「ここは、徳丸さんが世話してるの?」

 ふいに話題が変わった気がして、はっとする。
 崎くんの目は、さっきまでずっと眺めていた、ベランダに向いていた。わたしもベランダに目を向ける。
 湿気で少し曇った窓の外で、ハーブの鉢植えたちが雨ざらしになっている。雨ざらし、といっても、いちおう軒下だからそこまで濡れてはいない。サボテンだけは、雨が当たらない位置に置いてあるけれど。

「ベランダガーデニングだよね」
「うん、いちおう……。ほんとうはちゃんとした庭でたくさん育てたいんだけど」
「そっか。でも、ここも庭って感じがするよ」

 崎くんが、その場にしゃがむ。

「きれいだな」

 それは、わたしに向けて言ったわけではないような声だった。ただ無意識にこぼれた言葉のように聞こえて、それがわたしはうれしかった。
 このベランダは、わたしにとって、自分のためのちいさな庭だから。今、崎くんの目にうつるこの場所が、きれいに見えていることがすごくうれしい。
 わたしも、同じようにその場にしゃがむ。崎くんのとなりに。
 わたしの手の近くに、崎くんの手がある。すごく大きな手だ。大きくて、筋張っていて、当たり前だけど、わたしのとぜんぜん違う。そんなことを今さらのように思い知って、その違いを目の当たりにしたら、なんだかドキドキした。
 そういえば、崎くんをここへ連れてくるとき、わたしは崎くんの手をとったんだった。あのときは早く雨から逃れようと必死だったから、感触とか、温度とか、正直もう曖昧だ。

 ――さわってみたい……。

 それは、はっきりと輪郭をもった気持ちだった。
 崎くんに、さわりたい。
 崎くんと、手、つないでみたい。

「――……」

 ふと、崎くんが音もなくこちらに向いた。
 目が合う。彫りの深い二重まぶたの目。それに吸い込まれるように、ほとんど無意識に、わたしは自分の手を崎くんの手に伸ばした――。

「ただいまー」

 と、そのとき。
 玄関のほうから、鍵を開ける音が聞こえた。続いて、ドアが開かれる音とともに、ただいま、という耳になじんだ声が。

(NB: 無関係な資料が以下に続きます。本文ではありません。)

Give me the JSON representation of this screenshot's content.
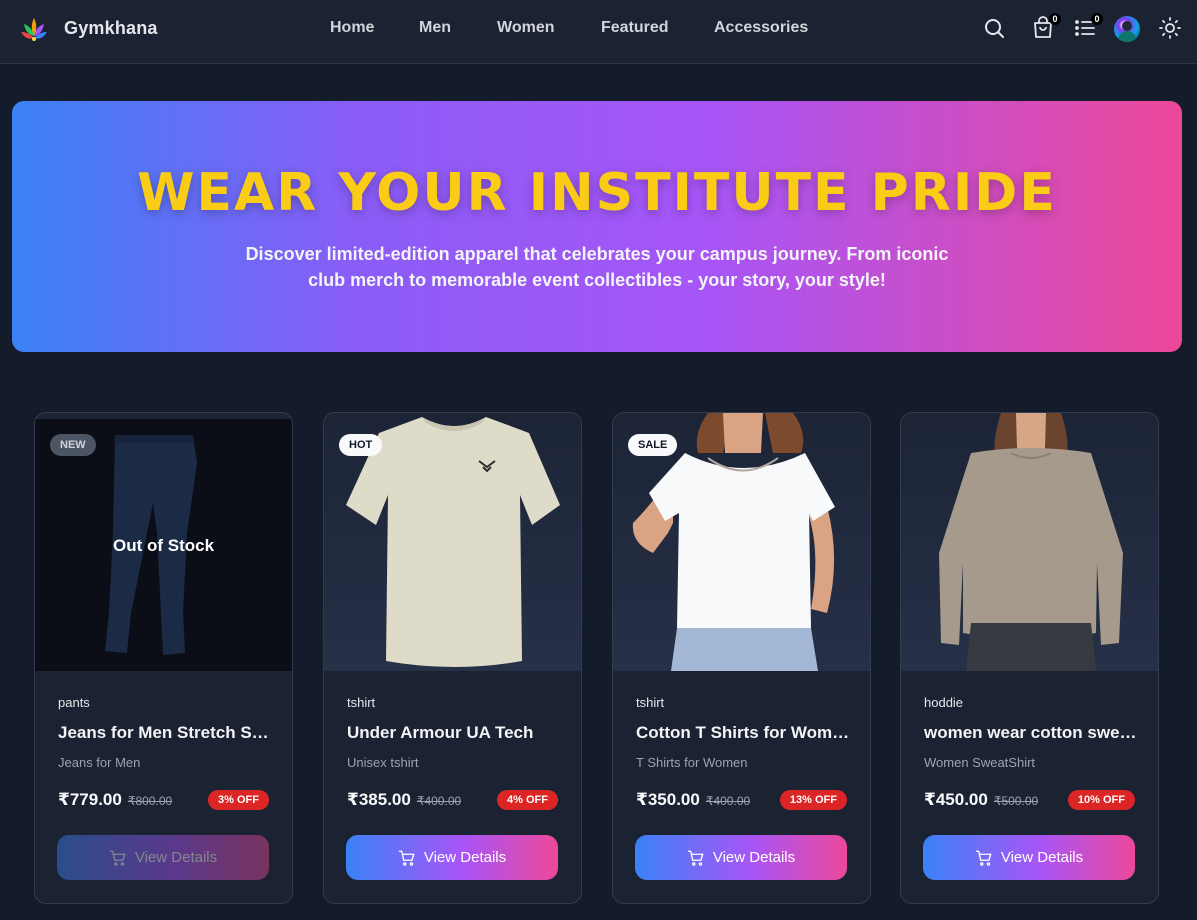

「杏、いるー? もう晴れてたのに急に降ってきて、ほんと梅雨って嫌んなる……」

 リビングに入ってきたその人が、ベランダのそばでそろってしゃがみこんでいるわたしたちを見るなり、目をまるくする。幼い頃からお父さんによく「似ている」、「年が離れていても、やっぱり姉妹だな」と言われた目を。

「……あ、お邪魔してます……」
「……お姉ちゃん」

 わたしと崎くんの声がかぶった。
 しかしそんなことは今はどうだっていい。

「ただいま、杏。それから、えーっと……いらっしゃい?」

 さして動揺のない顔で、お姉ちゃんが崎くんに笑いかけた。そしてススス、と後ずさりながらわたしに言う。

「ごめん杏、邪魔して。わたし出直してくる」
「えっ、ちょっとお姉ちゃん!」
「あっ、俺帰ります」

 崎くんが立ち上がる。でもすぐに自分の服装に気づいたらしく、あ、とつぶやいたあと、わたしに振り返った。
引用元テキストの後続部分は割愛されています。